Kolmogorov-Smirnov wrong P value in version 0.3.7
Java library of statistical distribution
Brought to you by:
robbyjo
Hi, I first wanted to thank you for the quick reply, and version update regarding my question in Bug#19.
However, i tested your code in version 0.3.7 and i still have some problems with the p-values it calculates.
Attached are two vectors (which were create in R according to the randomly generated vectors I created in Java), and the code line i used.
The result i get from your package in the exact case is extremely different than what i receive in R:
JDistLib: pvalue = 7.666669345840482E-5
R: pvalue = 0.004296
In older version i don't seem to get these conflicts.
Could you please look if any changes have made.
Thanks,
Gilad Wallach & Eran Avidan
Anonymous
I have additional information regarding the big I found.
It seems like the problem happens whenever the D statistic is larger than 1 (which is an illegal value).
This usually occurs when one of the data vectors is small (seeexample attachment "SmallDataBug").
For example in the attached dataset the result is:
JDistLib: statistic = 1.05, pvalue = 2.22e-16
R: statistic = 0.75, pvalue = 0.1428
From what i remember older versions didn't have this bug, therefore it might be something you've added in recent versions.
I hope the information may help you solve this bug.
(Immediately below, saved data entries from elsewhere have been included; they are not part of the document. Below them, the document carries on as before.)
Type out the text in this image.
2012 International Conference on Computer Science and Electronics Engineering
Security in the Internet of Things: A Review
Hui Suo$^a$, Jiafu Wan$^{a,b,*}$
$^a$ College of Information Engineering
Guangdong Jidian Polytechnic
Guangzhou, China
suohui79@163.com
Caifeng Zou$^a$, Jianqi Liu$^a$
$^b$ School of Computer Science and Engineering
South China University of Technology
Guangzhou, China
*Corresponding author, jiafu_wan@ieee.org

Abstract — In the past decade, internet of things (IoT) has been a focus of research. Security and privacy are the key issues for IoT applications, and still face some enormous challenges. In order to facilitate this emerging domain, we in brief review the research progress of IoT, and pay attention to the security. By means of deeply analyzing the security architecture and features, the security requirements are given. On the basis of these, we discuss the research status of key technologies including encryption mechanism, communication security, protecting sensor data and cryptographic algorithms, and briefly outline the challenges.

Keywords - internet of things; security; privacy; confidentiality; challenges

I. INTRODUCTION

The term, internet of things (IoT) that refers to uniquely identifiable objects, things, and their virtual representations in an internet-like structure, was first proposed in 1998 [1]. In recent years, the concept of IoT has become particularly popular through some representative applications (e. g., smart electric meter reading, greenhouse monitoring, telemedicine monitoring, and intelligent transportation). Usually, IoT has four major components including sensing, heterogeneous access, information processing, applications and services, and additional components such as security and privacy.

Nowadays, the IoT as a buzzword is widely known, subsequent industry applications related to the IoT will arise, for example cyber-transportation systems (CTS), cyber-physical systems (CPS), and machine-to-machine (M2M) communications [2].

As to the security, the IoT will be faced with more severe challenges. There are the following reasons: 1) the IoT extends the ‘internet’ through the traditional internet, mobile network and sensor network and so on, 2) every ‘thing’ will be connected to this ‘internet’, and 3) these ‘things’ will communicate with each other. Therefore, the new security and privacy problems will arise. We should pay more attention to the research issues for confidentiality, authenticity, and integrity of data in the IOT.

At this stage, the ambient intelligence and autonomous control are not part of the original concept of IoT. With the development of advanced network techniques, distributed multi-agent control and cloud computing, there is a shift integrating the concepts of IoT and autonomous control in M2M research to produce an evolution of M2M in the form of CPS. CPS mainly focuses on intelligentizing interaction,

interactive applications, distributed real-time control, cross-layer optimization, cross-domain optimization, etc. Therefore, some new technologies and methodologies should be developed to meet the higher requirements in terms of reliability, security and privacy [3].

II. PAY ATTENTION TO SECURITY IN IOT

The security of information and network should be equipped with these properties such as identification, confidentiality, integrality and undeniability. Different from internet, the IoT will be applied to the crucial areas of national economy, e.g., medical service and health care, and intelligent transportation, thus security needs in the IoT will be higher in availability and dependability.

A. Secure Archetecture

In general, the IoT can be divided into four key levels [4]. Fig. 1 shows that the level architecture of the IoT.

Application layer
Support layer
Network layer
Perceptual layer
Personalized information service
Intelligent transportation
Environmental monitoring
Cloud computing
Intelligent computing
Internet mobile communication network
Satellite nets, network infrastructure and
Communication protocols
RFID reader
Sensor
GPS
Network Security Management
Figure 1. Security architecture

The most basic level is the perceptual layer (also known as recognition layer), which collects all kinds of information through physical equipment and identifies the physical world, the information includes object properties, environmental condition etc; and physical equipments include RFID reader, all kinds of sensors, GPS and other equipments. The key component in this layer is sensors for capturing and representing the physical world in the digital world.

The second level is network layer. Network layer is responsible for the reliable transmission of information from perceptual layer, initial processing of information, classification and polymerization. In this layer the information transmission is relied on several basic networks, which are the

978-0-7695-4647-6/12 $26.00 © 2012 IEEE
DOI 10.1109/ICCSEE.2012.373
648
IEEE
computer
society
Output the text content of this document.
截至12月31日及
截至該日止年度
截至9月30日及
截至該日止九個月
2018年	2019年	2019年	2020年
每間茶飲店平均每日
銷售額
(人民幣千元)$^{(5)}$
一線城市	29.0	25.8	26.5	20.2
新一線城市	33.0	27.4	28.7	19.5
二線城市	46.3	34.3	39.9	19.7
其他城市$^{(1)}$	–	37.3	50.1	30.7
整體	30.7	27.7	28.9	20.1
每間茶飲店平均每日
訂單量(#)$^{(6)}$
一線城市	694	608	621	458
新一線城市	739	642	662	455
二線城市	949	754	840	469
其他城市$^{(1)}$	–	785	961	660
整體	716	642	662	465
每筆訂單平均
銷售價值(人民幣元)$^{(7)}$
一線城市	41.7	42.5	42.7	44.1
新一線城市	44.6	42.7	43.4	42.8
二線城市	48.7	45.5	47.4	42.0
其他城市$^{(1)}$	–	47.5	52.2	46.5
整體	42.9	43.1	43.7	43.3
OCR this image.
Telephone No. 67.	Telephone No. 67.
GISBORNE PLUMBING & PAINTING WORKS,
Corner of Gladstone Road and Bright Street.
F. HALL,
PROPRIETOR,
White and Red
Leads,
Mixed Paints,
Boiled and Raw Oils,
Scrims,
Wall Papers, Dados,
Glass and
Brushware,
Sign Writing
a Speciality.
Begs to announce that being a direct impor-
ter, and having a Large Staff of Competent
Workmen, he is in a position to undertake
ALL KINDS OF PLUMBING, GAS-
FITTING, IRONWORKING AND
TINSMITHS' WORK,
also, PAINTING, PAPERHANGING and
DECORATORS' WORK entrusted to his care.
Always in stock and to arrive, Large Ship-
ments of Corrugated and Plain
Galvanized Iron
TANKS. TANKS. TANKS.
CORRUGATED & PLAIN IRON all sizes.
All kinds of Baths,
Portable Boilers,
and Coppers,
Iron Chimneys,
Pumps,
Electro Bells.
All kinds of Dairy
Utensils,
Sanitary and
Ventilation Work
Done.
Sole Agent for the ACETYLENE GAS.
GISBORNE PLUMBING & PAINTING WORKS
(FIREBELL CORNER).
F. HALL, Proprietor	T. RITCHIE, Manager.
I'd be happy to help in any other way possible.
Thanks,
Gilad
Last edit: Gilad 2014-12-15
Thank you so much for the bug report. This bug is caused by integer division. Also, there is an off-by-one due to my refactoring of the order function a while back. Apologies for the inaccuracies. It is now fixed in v0.3.8. All D and p-values should be exactly the same with R's results now.
Just to add: This bug was introduced in v0.3.6, with the fix of bug #18.
Thanks for your reply.
I will download 0.3.8 and hope to enjoy the great implementations.
Gilad Wallach & Eran Avidan